Eisai has ceased its clinical development program for lorcaserin in Dravet syndrome, terminating both the phase 3 MOMENTUM 1 trial (NCT04572243) and the MOMENTUM 2 extended access program. The decision, attributed to recruitment difficulties, impacts patients with this rare epilepsy who had found the drug beneficial. The Dravet Syndrome Foundation (DSF) initially reported the discontinuation in August.
Patients were instructed to discontinue lorcaserin by October to complete final study visits, with no further access to the medication. The DSF is in communication with Eisai to understand the situation and explore potential alternatives, acknowledging the challenges faced by families who relied on lorcaserin as an effective antiseizure treatment when other medications proved inadequate.
The primary obstacle cited by the DSF was the inability to enroll a sufficient number of participants to adequately evaluate lorcaserin's efficacy in Dravet syndrome. The studies commenced in 2020, coinciding with the FDA's approval of fenfluramine (Fintepla; UCB) for Dravet syndrome. The availability of this new treatment option may have diverted potential participants, contributing to the enrollment challenges.
MOMENTUM 1 aimed to enroll 58 patients with Dravet syndrome and evaluate the change in convulsive seizure frequency over a 28-day period as the primary endpoint. Secondary outcomes included the percentage of patients achieving a 50% reduction in convulsive seizures. The study also planned pharmacokinetic analyses to correlate lorcaserin plasma concentrations with efficacy and safety.

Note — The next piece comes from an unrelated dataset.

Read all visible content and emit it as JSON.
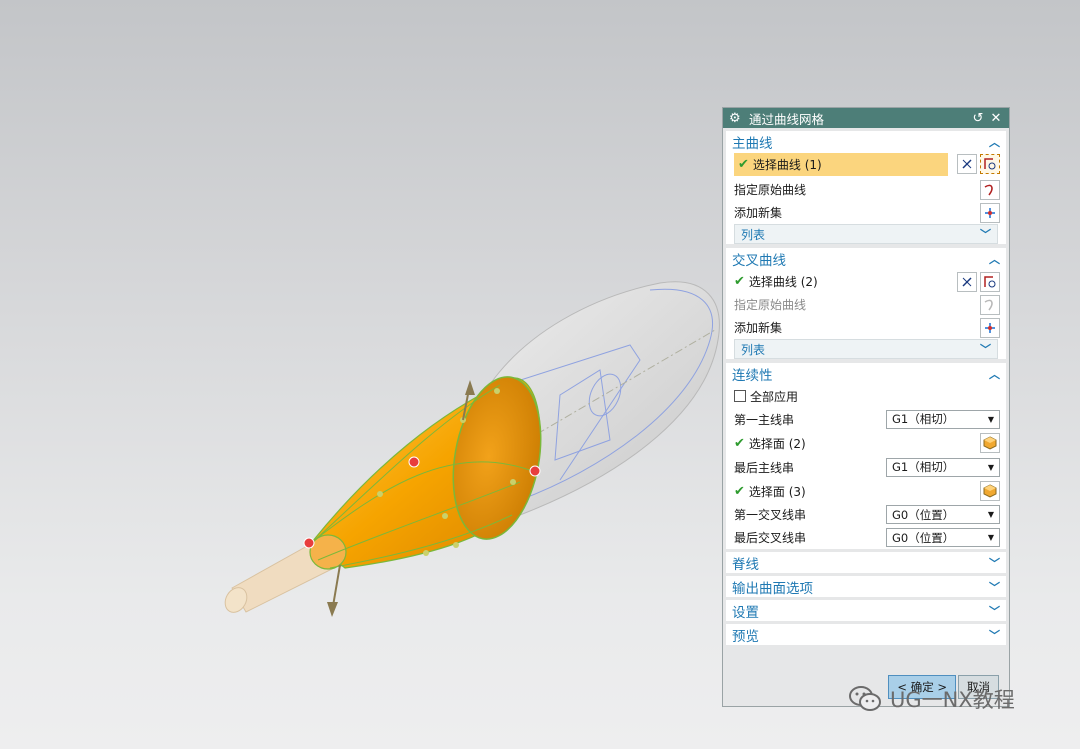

Lorcaserin, a selective serotonin 5-HT2c receptor agonist, was previously marketed by Eisai as Belviq, an FDA-approved weight-loss drug. However, in February 2020, Eisai voluntarily withdrew the medication at the request of federal regulators following data from the CAMELLIA-TIMI 61 trial, which indicated an increased risk of cancer in treated patients. Following the withdrawal, Eisai received numerous requests from patients, caregivers, and healthcare professionals for continued access to lorcaserin for Dravet syndrome and other refractory epilepsies, where it was being prescribed off-label.

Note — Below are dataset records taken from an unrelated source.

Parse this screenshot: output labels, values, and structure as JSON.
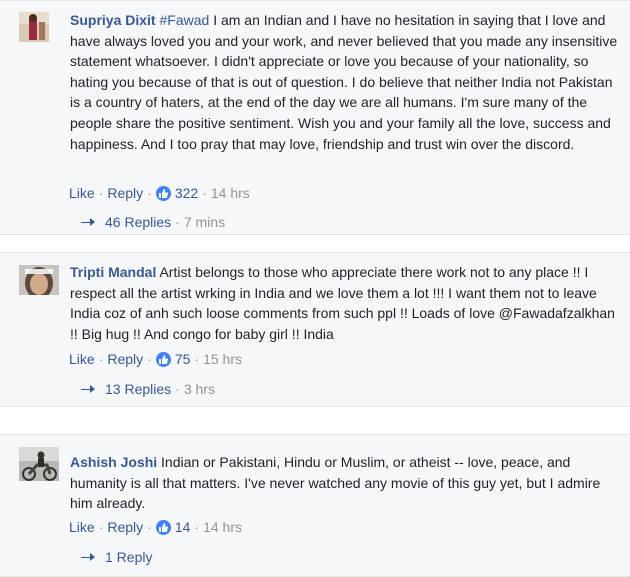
{
  "comments": [
    {
      "name": "Supriya Dixit",
      "tag": "#Fawad",
      "text": "I am an Indian and I have no hesitation in saying that I love and have always loved you and your work, and never believed that you made any insensitive statement whatsoever. I didn't appreciate or love you because of your nationality, so hating you because of that is out of question. I do believe that neither India not Pakistan is a country of haters, at the end of the day we are all humans. I'm sure many of the people share the positive sentiment. Wish you and your family all the love, success and happiness. And I too pray that may love, friendship and trust win over the discord.",
      "like_label": "Like",
      "reply_label": "Reply",
      "reaction_count": "322",
      "time": "14 hrs",
      "replies_label": "46 Replies",
      "replies_time": "7 mins"
    },
    {
      "name": "Tripti Mandal",
      "tag": "",
      "text": "Artist belongs to those who appreciate there work not to any place !! I respect all the artist wrking in India and we love them a lot !!! I want them not to leave India coz of anh such loose comments from such ppl !! Loads of love @Fawadafzalkhan !! Big hug !! And congo for baby girl !! India",
      "like_label": "Like",
      "reply_label": "Reply",
      "reaction_count": "75",
      "time": "15 hrs",
      "replies_label": "13 Replies",
      "replies_time": "3 hrs"
    },
    {
      "name": "Ashish Joshi",
      "tag": "",
      "text": "Indian or Pakistani, Hindu or Muslim, or atheist -- love, peace, and humanity is all that matters. I've never watched any movie of this guy yet, but I admire him already.",
      "like_label": "Like",
      "reply_label": "Reply",
      "reaction_count": "14",
      "time": "14 hrs",
      "replies_label": "1 Reply",
      "replies_time": ""
    }
  ],
  "colors": {
    "link": "#365899",
    "meta": "#90949c",
    "text": "#1d2129",
    "like_blue": "#4080ff",
    "card_bg": "#f6f7f9"
  }
}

These requests led to consultations with the FDA, resulting in an agreement to continue MOMENTUM 2, a centralized expanded access program for patients with Dravet syndrome and other refractory epilepsies who were prescribed lorcaserin by their physicians prior to its market withdrawal. This program allowed continued access to the drug based on the individual healthcare provider's assessment of medical appropriateness.

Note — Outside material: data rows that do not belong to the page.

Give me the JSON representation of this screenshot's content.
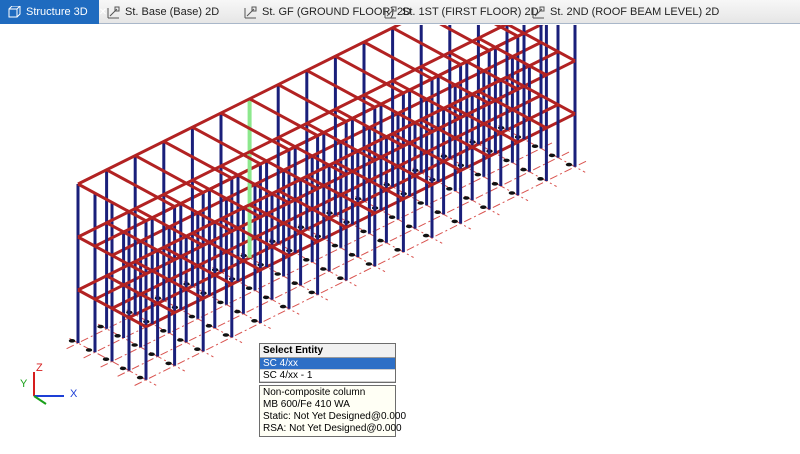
{
  "tabs": [
    {
      "label": "Structure 3D",
      "active": true,
      "close": "✕"
    },
    {
      "label": "St. Base (Base) 2D",
      "active": false
    },
    {
      "label": "St. GF (GROUND FLOOR) 2D",
      "active": false
    },
    {
      "label": "St. 1ST (FIRST FLOOR) 2D",
      "active": false
    },
    {
      "label": "St. 2ND (ROOF BEAM LEVEL) 2D",
      "active": false
    }
  ],
  "select_entity": {
    "title": "Select Entity",
    "items": [
      "SC 4/xx",
      "SC 4/xx - 1"
    ],
    "selected_index": 0
  },
  "info": {
    "lines": [
      "Non-composite column",
      "MB 600/Fe 410 WA",
      "Static: Not Yet Designed@0.000",
      "RSA: Not Yet Designed@0.000"
    ]
  },
  "axes": {
    "x": "X",
    "y": "Y",
    "z": "Z",
    "x_color": "#1d3fd6",
    "y_color": "#1aa01a",
    "z_color": "#d61d1d"
  },
  "colors": {
    "beam": "#b22222",
    "beam_highlight": "#e04040",
    "column": "#1a1f7a",
    "column_selected": "#8de88d",
    "gridline": "#d9534f",
    "tab_active": "#1f6bbf"
  }
}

In MOMENTUM 1, patients aged 2 years and older with Dravet syndrome were randomized to receive weight-based doses of lorcaserin oral suspension twice daily for 14 weeks. Eligibility criteria included at least 4 convulsive seizures during a 4-week baseline period, stable antiepileptic drug regimens, and no recent use of lorcaserin (within 4 weeks) or fenfluramine (within 2 months). Patients taking serotonergic drugs or monoamine oxidase inhibitors, or those with other progressive central nervous system diseases, were excluded.